New York Red Bulls: Opponent Passing Accuracy in Own Half
When Jesse Marsch was hired as the new head coach of the New York Red Bulls, he built his team to do one thing.
And they have been successful in that endeavor as the Red Bulls won the Supporters' Shield this season and were able to do so largely because of their style of play.
With their high-press system, the Red Bulls haved allowed their opponents to complete just 84.14 percent passes in their own half. That may not sound all that impressive but consider that is the lowest percentage any team has held their opponents in that statistic since 2010. It was also easily the lowest this season.
Portland Timbers: Shot Conversion Rate
This stat is a bit different as we are only taking a look at portions of the Timbers' season.
Portland's late-season surge to the No. 3 West and ultimately the Conference Championship was at least in part sparked by the formation shift to put Darlington Nagbe in the center of midfield.
The main reason they were unable to collect maximum points before this time came down to their inefficient finishing. Despite taking the second-most shots per game in the league, they had the second-fewest goals.
But since the formation switch, all that has changed.
Despite taking fewer shots, the Timbers have actually seen their goals scored per game skyrocket.

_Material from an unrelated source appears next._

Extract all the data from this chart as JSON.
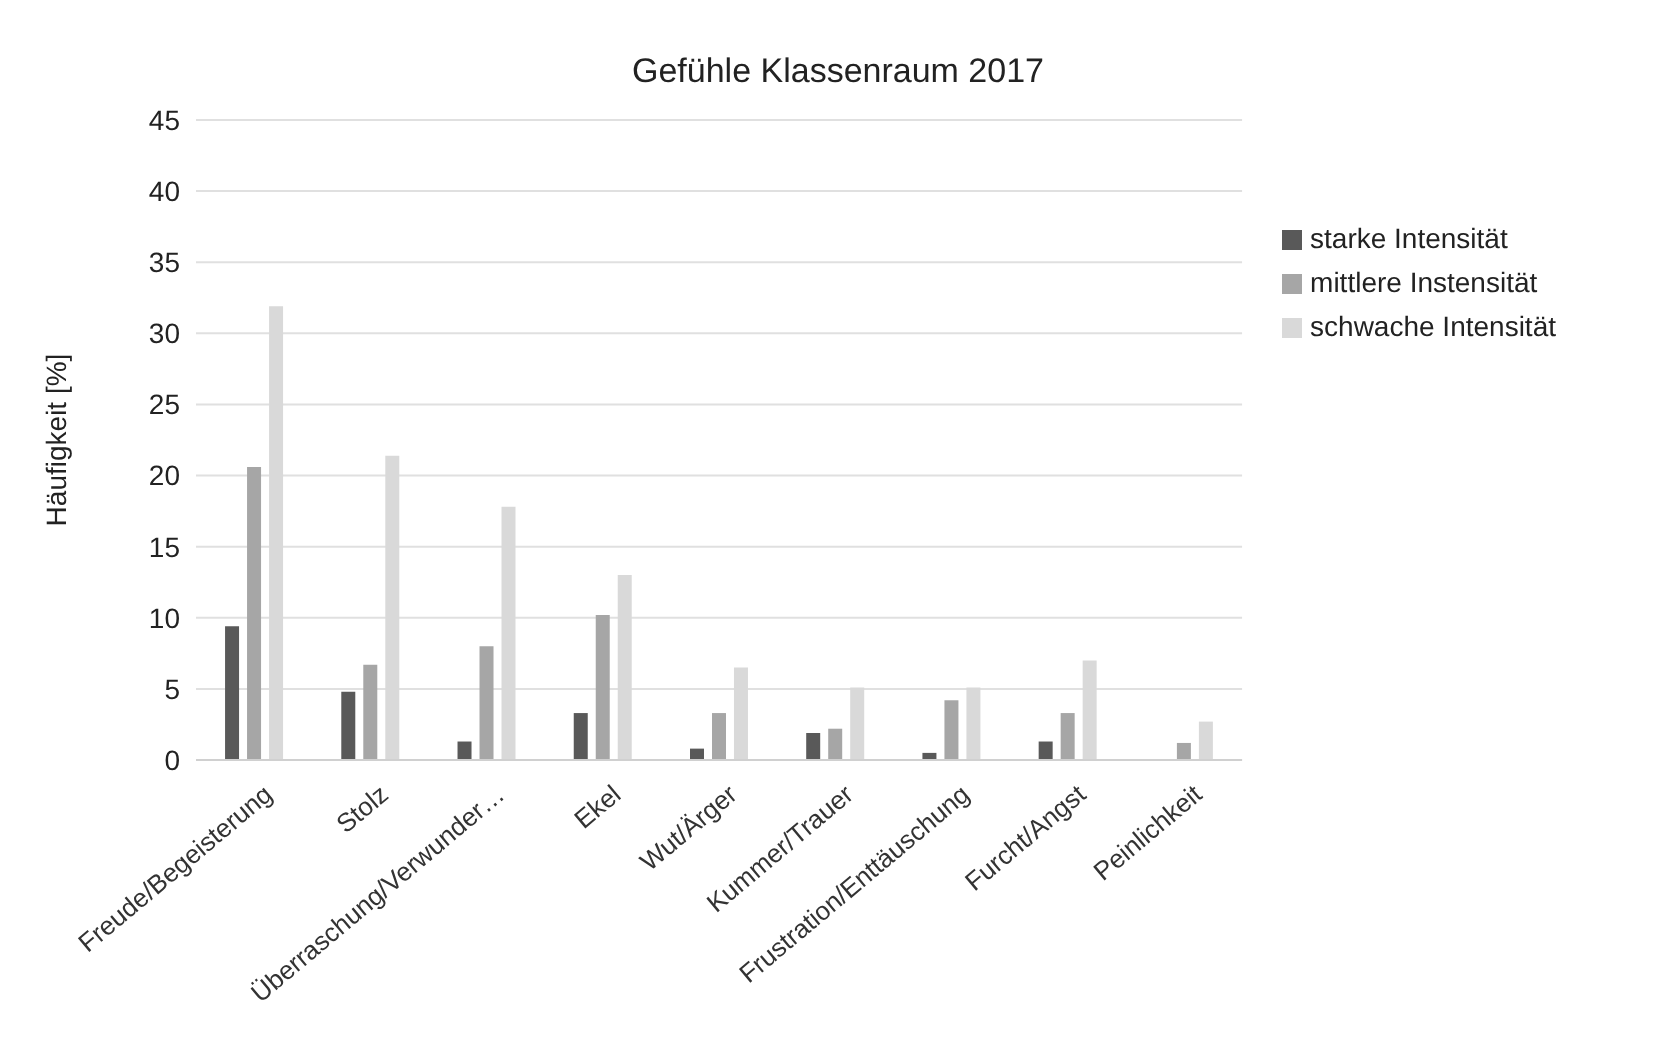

Their shot conversion rate, which is goals divided by totals shots, has gone from a miserable 6.98 percent to a respectable 17.07 percent.
|Timbers Before/After Formation Switch|
FC Dallas: Dribbles
Ever since Fabian Castillo joined FC Dallas back in 2011, he has been the most prolific dribbler in MLS. That did not change this season.
Opta defines a dribble as "an attempt by a player to beat an opponent in possession of the ball." Basically it's when a player tries to take on another player in a 1v1 situation.
Like Crew SC, not only did they exceed other teams in a specific area, they also were efficient.
Even though they attempted the most dribbles of any team, they completed those dribbles at a rate of 43.08 percent, good for the fourth highest rate in MLS.
Castillo led the way attempting 265 dribbles just by himself and completed them successfully 43 percent of the time.